Как и вообще мужиков. Не считать же мужиками Лелькиного отчима Алексеича, который упился еще в ЗАГСе и был благополучно забыт в машине, и помятого тамаду дядю Митю, по совместительству являвшегося Лелькиным соседом?

А я-то, дура, в такой холод вырядилась в узкое платьице с роскошным декольте, демонстрируя свои совершенно не роскошные груди, еще более не роскошную жопу и квадратные коленки. Между прочим, мою гордость. Единственную.

И в таком виде ехала больше часа на электричке в Зеленоград, околев уже на десятой минуте поездки. Из электрички я вышла неуверенной походкой и с изморосью под носом. Гламура мне это не добавило, а вот желания выжить – очень даже.

Торжественная часть прошла как всегда: Лелька жевала «Дирол» и надувала пузыри в момент судьбоносных вопросов: «Согласны ли вы, Ольга Валерьевна…», жених нервничал и невпопад смеялся, будущая свекровь вытирала слезы оберткой от букета, а я ритмично дергала квадратной коленкой, потому что в электричке успела заработать цистит, и теперь мне ужасно хотелось в туалет.

Дома, понятное дело, было лучше: стол ломился от национальных молдавских блюд и прочих мамалыг, а тамада дядя Митя сиял как таз и сыпал какими-то расистскими анекдотами.

В результате молдавская родня долго терпела, а потом просто тупо побила его в прихожей. В общем, было значительно веселее, чем в ЗАГСе.

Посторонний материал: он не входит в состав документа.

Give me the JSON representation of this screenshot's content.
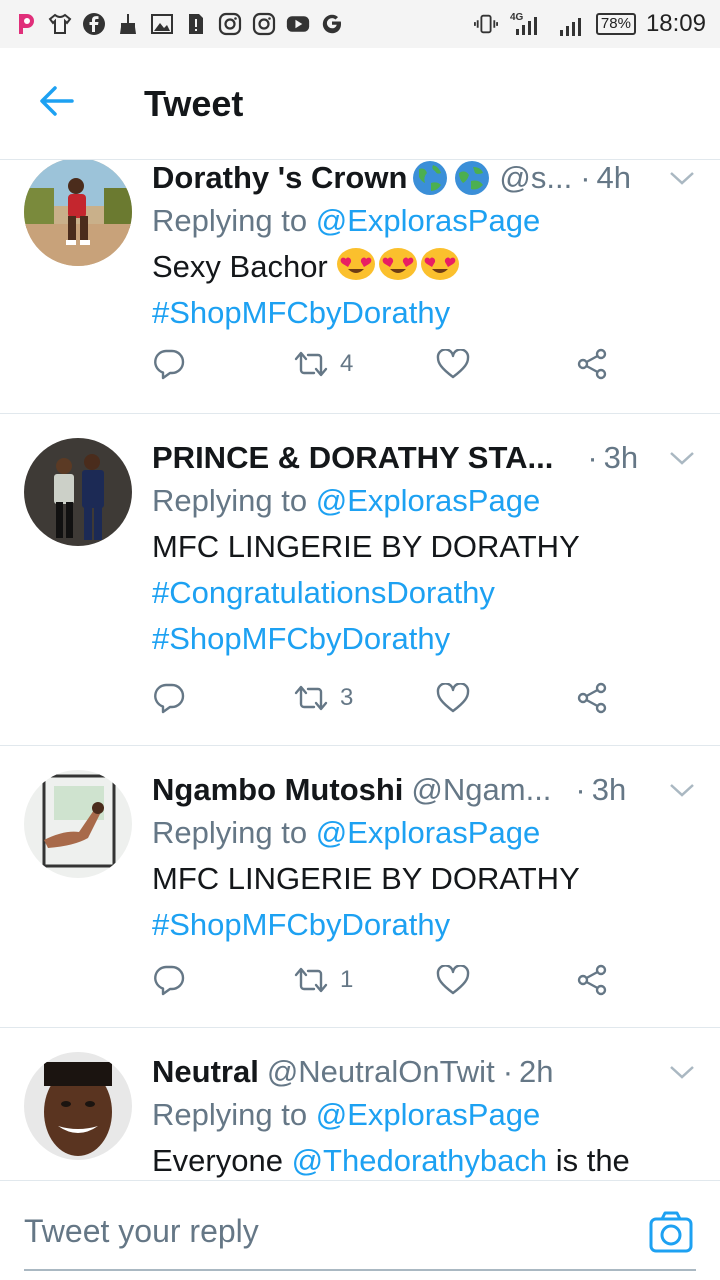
{
  "status_bar": {
    "time": "18:09",
    "battery": "78%",
    "network": "4G",
    "left_icons": [
      "picsart-icon",
      "tshirt-icon",
      "facebook-icon",
      "broom-icon",
      "image-icon",
      "sim-alert-icon",
      "instagram-icon",
      "instagram-icon-2",
      "youtube-icon",
      "google-icon"
    ]
  },
  "header": {
    "title": "Tweet"
  },
  "accent_color": "#1da1f2",
  "tweets": [
    {
      "name": "Dorathy 's Crown",
      "handle": "@s...",
      "time": "4h",
      "replying_prefix": "Replying to ",
      "replying_to": "@ExplorasPage",
      "text": "Sexy Bachor",
      "emojis": [
        "heart-eyes-emoji",
        "heart-eyes-emoji",
        "heart-eyes-emoji"
      ],
      "hashtags": [
        "#ShopMFCbyDorathy"
      ],
      "retweets": "4"
    },
    {
      "name": "PRINCE & DORATHY STA...",
      "handle": "",
      "time": "3h",
      "replying_prefix": "Replying to ",
      "replying_to": "@ExplorasPage",
      "text": "MFC LINGERIE BY DORATHY",
      "hashtags": [
        "#CongratulationsDorathy",
        "#ShopMFCbyDorathy"
      ],
      "retweets": "3"
    },
    {
      "name": "Ngambo Mutoshi",
      "handle": "@Ngam...",
      "time": "3h",
      "replying_prefix": "Replying to ",
      "replying_to": "@ExplorasPage",
      "text": "MFC LINGERIE BY DORATHY",
      "hashtags": [
        "#ShopMFCbyDorathy"
      ],
      "retweets": "1"
    },
    {
      "name": "Neutral",
      "handle": "@NeutralOnTwit",
      "time": "2h",
      "replying_prefix": "Replying to ",
      "replying_to": "@ExplorasPage",
      "text_before": "Everyone ",
      "text_mention": "@Thedorathybach",
      "text_after": " is the"
    }
  ],
  "reply_bar": {
    "placeholder": "Tweet your reply"
  }
}
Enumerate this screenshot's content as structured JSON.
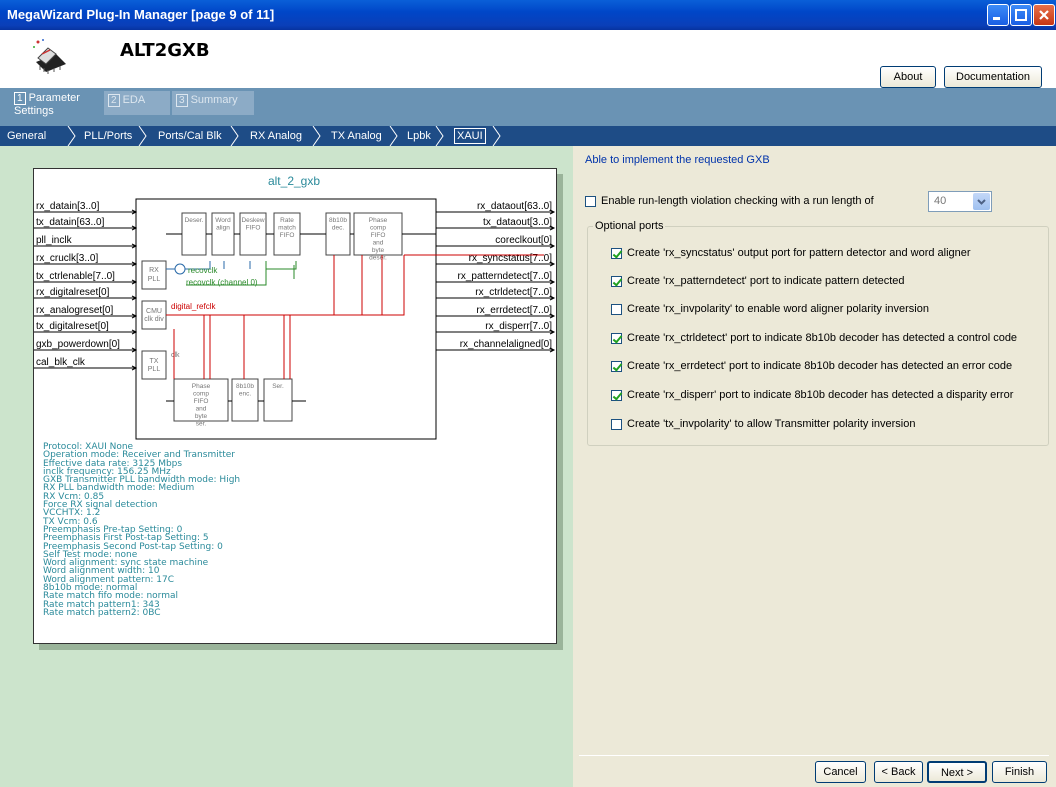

Через три часа свадебные страсти достигли накала.

Лелькина новоиспеченная свекровь ударилась в воспоминания и принялась пытать невестку на предмет ее образования.

Молодая жена жевала укроп и меланхолично отвечала, что образование у нее уличное, а замуж она вышла исключительно из меркантильных соображений, потому что на улице зима, а мудак Толясик подарил ей шубу и опрометчиво пообещал бриллиантовое кольцо.

Свекровь разгневалась и потребовала, чтобы сын немедленно развелся, но ему нужна была московская прописка. К тому же он спал. И трогательно причмокивал во сне.

Помятый тамада дядя Митя коварно подбирался к моему декольте, пытаясь усыпить мою бдительность вопросами: «Милая, а вы помните формулу фосфорной кислоты?», «Барышня, а вы говорите по-английски?» и «Хотите, расскажу анекдот про поручика Ржевского? Право, уморительный!»

Формулу фосфорной кислоты я не знала, даже когда училась в школе, потому что прогуливала уроки химии, английским на уровне «Фак ю» владею в совершенстве, а анекдоты про поручика Ржевского вызывают у меня приступы депрессии.

Поэтому я ничего не отвечала, и мы с дядей Митей грустно налегали на многочисленные национальные блюда. Понятия не имею, как они называются, но особенно меня порадовал чернослив, начиненный сгущенкой с орехами. Его имелось аж три здоровенных блюда, и я активно сей недеетический продукт истребляла, не печалясь о фигуре. Тамада тоже не отставал.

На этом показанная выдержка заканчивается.